When it comes to the written word, you should have more respect for yourself than to send out half of the tripe you joyfully let rain through such mediums as e-mail, text-messaging, and on various social networking sites such as this one and numerous others. You should feel (at best) partially ashamed of some of the mental vomit that flow from your fingers, and the sheer audacity to push a little button that carries everything from your most personal demons to whether or not nachos will be made available for the drunken debauchery you're heading to on the weekend.

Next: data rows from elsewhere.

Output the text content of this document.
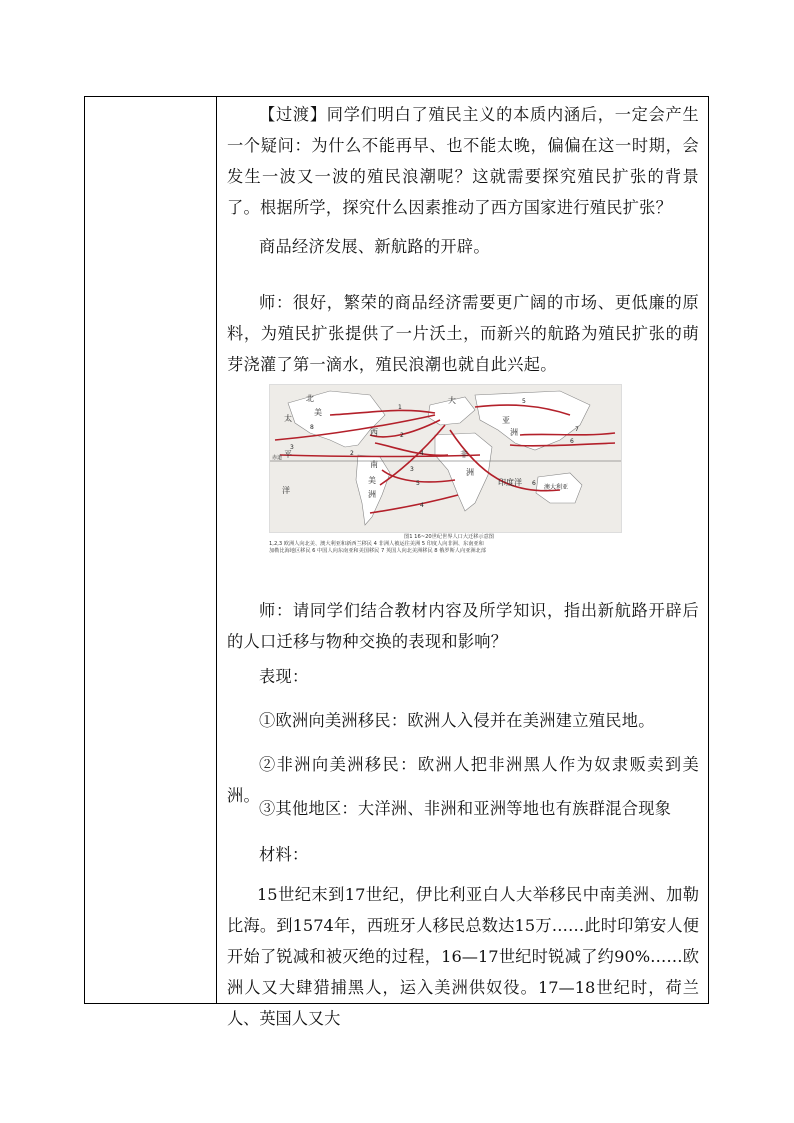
【过渡】同学们明白了殖民主义的本质内涵后，一定会产生一个疑问：为什么不能再早、也不能太晚，偏偏在这一时期，会发生一波又一波的殖民浪潮呢？这就需要探究殖民扩张的背景了。根据所学，探究什么因素推动了西方国家进行殖民扩张？

商品经济发展、新航路的开辟。

师：很好，繁荣的商品经济需要更广阔的市场、更低廉的原料，为殖民扩张提供了一片沃土，而新兴的航路为殖民扩张的萌芽浇灌了第一滴水，殖民浪潮也就自此兴起。

北
太
美
西
南
美
洲
洋
平
大
亚
洲
非
洲
印度洋
澳大利亚
赤道
1
2
3
4
5
6
7
8
5
6
4
2
3
图1 16~20世纪世界人口大迁移示意图
1,2,3 欧洲人向北美、澳大利亚和新西兰移民 4 非洲人被运往美洲 5 印度人向非洲、东南亚和
加勒比海地区移民 6 中国人向东南亚和美国移民 7 英国人向北美洲移民 8 俄罗斯人向亚洲北部

师：请同学们结合教材内容及所学知识，指出新航路开辟后的人口迁移与物种交换的表现和影响？

表现：

①欧洲向美洲移民：欧洲人入侵并在美洲建立殖民地。

②非洲向美洲移民：欧洲人把非洲黑人作为奴隶贩卖到美洲。

③其他地区：大洋洲、非洲和亚洲等地也有族群混合现象

材料：

15世纪末到17世纪，伊比利亚白人大举移民中南美洲、加勒比海。到1574年，西班牙人移民总数达15万……此时印第安人便开始了锐减和被灭绝的过程，16—17世纪时锐减了约90%……欧洲人又大肆猎捕黑人，运入美洲供奴役。17—18世纪时，荷兰人、英国人又大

That being said, I offer the following for a more literate country. I know it may not be much. I know it may fall on deaf ears. I also know I can not and will not sit back and watch with blissful eyes as what I try to preserve on a daily basis gets more and more progressively shot to shit.
For your consideration:
1. I understand it is the trend to emulate people in popular culture. The concept of wanting to live the "glamorous" life is always appealing to John and Jane Average. Understand this: entertainer's jobs are to ENTERTAIN. They are not bastillions of role models, especially when it comes to grammar. Want fun homework? Take whatever person you admire in popular culture, and really listen to their interviews. Remove your drooling, mouth-breathing status and put your ol' logic cap on! Hear that? Every question they have answered begins with the word "Well"...

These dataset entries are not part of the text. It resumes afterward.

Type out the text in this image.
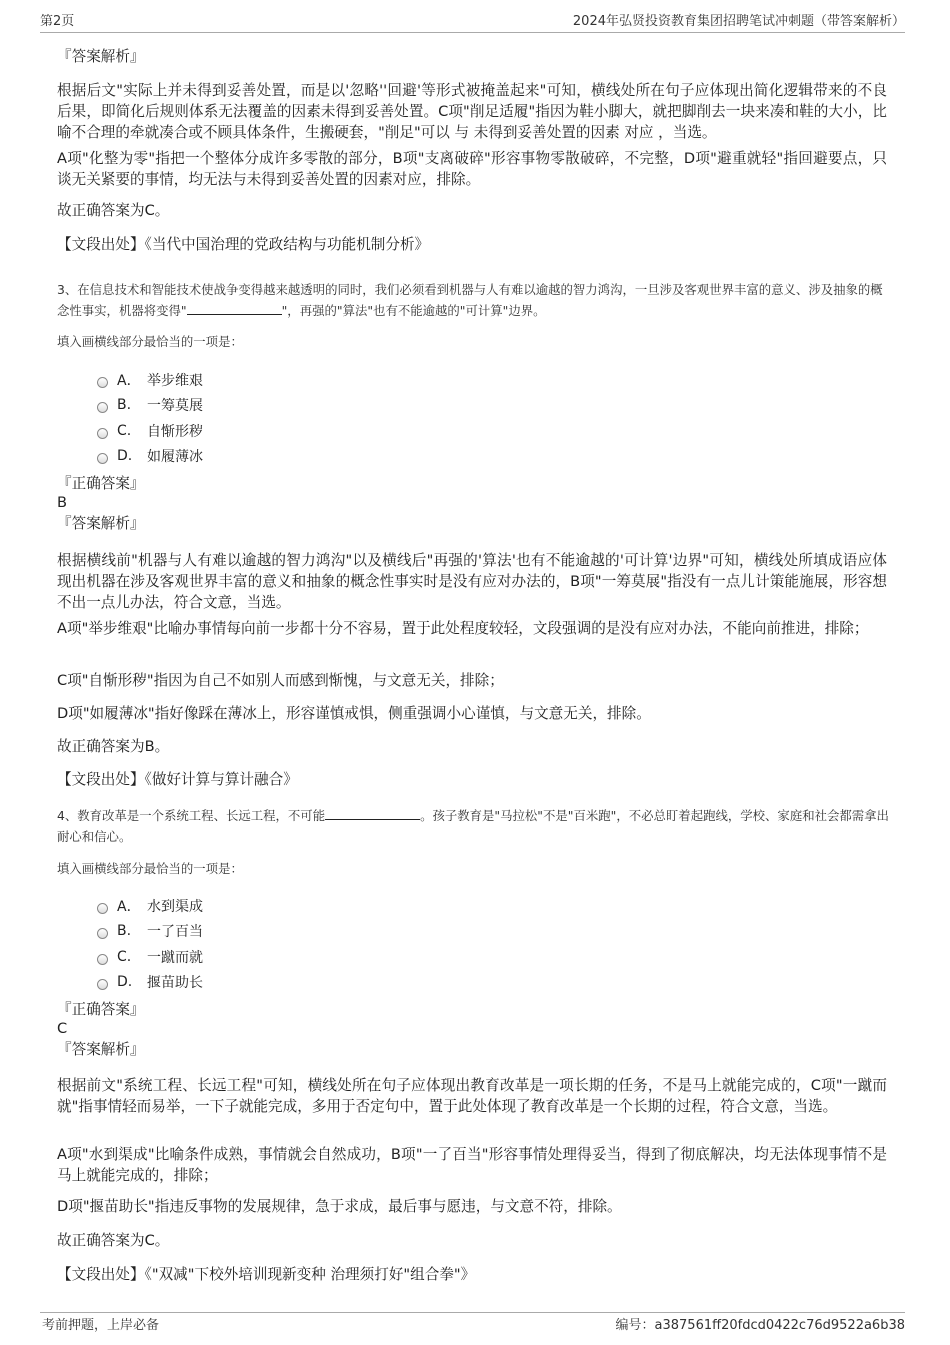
第2页	2024年弘贤投资教育集团招聘笔试冲刺题（带答案解析）
『答案解析』
根据后文"实际上并未得到妥善处置，而是以'忽略''回避'等形式被掩盖起来"可知，横线处所在句子应体现出简化逻辑带来的不良后果，即简化后规则体系无法覆盖的因素未得到妥善处置。C项"削足适履"指因为鞋小脚大，就把脚削去一块来凑和鞋的大小，比喻不合理的牵就凑合或不顾具体条件，生搬硬套，"削足"可以 与 未得到妥善处置的因素 对应 ，当选。
A项"化整为零"指把一个整体分成许多零散的部分，B项"支离破碎"形容事物零散破碎，不完整，D项"避重就轻"指回避要点，只谈无关紧要的事情，均无法与未得到妥善处置的因素对应，排除。
故正确答案为C。
【文段出处】《当代中国治理的党政结构与功能机制分析》
3、在信息技术和智能技术使战争变得越来越透明的同时，我们必须看到机器与人有难以逾越的智力鸿沟，一旦涉及客观世界丰富的意义、涉及抽象的概念性事实，机器将变得"	"，再强的"算法"也有不能逾越的"可计算"边界。
填入画横线部分最恰当的一项是：
A． 举步维艰
B.	一筹莫展
C.	自惭形秽
D.	如履薄冰
『正确答案』
B
『答案解析』
根据横线前"机器与人有难以逾越的智力鸿沟"以及横线后"再强的'算法'也有不能逾越的'可计算'边界"可知，横线处所填成语应体现出机器在涉及客观世界丰富的意义和抽象的概念性事实时是没有应对办法的，B项"一筹莫展"指没有一点儿计策能施展，形容想不出一点儿办法，符合文意，当选。
A项"举步维艰"比喻办事情每向前一步都十分不容易，置于此处程度较轻，文段强调的是没有应对办法，不能向前推进，排除；
C项"自惭形秽"指因为自己不如别人而感到惭愧，与文意无关，排除；
D项"如履薄冰"指好像踩在薄冰上，形容谨慎戒惧，侧重强调小心谨慎，与文意无关，排除。
故正确答案为B。
【文段出处】《做好计算与算计融合》
4、教育改革是一个系统工程、长远工程，不可能	。孩子教育是"马拉松"不是"百米跑"，不必总盯着起跑线，学校、家庭和社会都需拿出耐心和信心。
填入画横线部分最恰当的一项是：
A． 水到渠成
B.	一了百当
C.	一蹴而就
D.	揠苗助长
『正确答案』
C
『答案解析』
根据前文"系统工程、长远工程"可知，横线处所在句子应体现出教育改革是一项长期的任务，不是马上就能完成的，C项"一蹴而就"指事情轻而易举，一下子就能完成，多用于否定句中，置于此处体现了教育改革是一个长期的过程，符合文意，当选。
A项"水到渠成"比喻条件成熟，事情就会自然成功，B项"一了百当"形容事情处理得妥当，得到了彻底解决，均无法体现事情不是马上就能完成的，排除；
D项"揠苗助长"指违反事物的发展规律，急于求成，最后事与愿违，与文意不符，排除。
故正确答案为C。
【文段出处】《"双减"下校外培训现新变种 治理须打好"组合拳"》
考前押题，上岸必备	编号：a387561ff20fdcd0422c76d9522a6b38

When you are writing anything to me (or anyone else for that matter), please refrain from this. Everytime you start a sentence with the word "well", not only do you make baby Jesus cry, but you also make me go through four packs of cigarettes in one hour.
Cigarettes will not be the cause of my death. Your horrendous writing will be.

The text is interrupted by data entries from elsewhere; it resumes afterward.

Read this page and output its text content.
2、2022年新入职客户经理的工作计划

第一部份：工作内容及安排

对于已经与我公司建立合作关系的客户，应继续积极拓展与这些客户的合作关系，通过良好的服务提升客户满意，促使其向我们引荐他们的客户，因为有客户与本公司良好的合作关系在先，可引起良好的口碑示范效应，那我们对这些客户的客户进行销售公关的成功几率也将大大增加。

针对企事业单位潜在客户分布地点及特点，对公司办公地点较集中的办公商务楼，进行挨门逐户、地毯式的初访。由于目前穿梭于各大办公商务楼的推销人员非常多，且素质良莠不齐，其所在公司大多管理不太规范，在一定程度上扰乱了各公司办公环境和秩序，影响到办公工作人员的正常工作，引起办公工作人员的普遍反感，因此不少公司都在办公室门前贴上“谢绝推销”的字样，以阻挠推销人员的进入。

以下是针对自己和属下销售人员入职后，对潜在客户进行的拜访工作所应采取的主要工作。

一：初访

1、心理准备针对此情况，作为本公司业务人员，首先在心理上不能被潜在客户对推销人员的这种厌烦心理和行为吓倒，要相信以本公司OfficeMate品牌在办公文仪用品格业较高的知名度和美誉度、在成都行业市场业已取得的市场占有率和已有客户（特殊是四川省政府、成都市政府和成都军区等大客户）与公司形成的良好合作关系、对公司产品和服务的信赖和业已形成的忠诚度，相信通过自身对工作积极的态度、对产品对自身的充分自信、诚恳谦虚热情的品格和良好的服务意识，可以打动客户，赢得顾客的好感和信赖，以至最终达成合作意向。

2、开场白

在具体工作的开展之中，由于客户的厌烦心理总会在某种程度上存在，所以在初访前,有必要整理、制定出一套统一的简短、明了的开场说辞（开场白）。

2. Learn to spell. Spelling is not that difficult of a concept. Do not learn to spell using the back of popular music compact discs as your dictionary. Learn to spell basic words, and then work your way up to the harder ones. It is no concern of mine whether or not you are the best speller on the earth today, but at least have a basic grasp of how to spell. You will need to write in almost every job you have. God forbid you have to send a company-wide e-mail memo, and it is littered with petals of illiteracy. All of which, of course, brings me to:
3. Spell Check. You idiot. Spell Check can only save you so many times when you use the application to magically clean up whatever electronic pablum you have spewed out for everyone to see. Neither Spell Check or the ever-popular Grammar Check will catch everything. What's that? Don't believe the old man? Good! You're thinking! You're thinking independently! Yay! Alright chuckles, here's a minute sampling:
ex: I have too go too the store.
ex: I have two go to the store.
Now...
You would never make that silly of a mistake. Right? Of course you wouldn't! That's why when I returned home today, someone had forwarded me an e-mail which contained such grave spelling errors I wanted to projectile vomit things I have not even ate yet. I won't bore you with the details of how hideous the e-mail was, but let's just say that if the "author" of this e-mail has children, the American gene pool has been pissed in.
The subject line read: "Don't let this guy breed..."
I shall end this sermon with just a quick afterthought.
In the man-made monster of technology, where everything is at our slightest whims, we have invaribly defeated ourselves. We have allowed our youth to become dependent on computers and fashionable trends to teach our children how to do one of the most basic forms of communication: writing.
If the buck must be stopped somewhere, let it be stopped with me.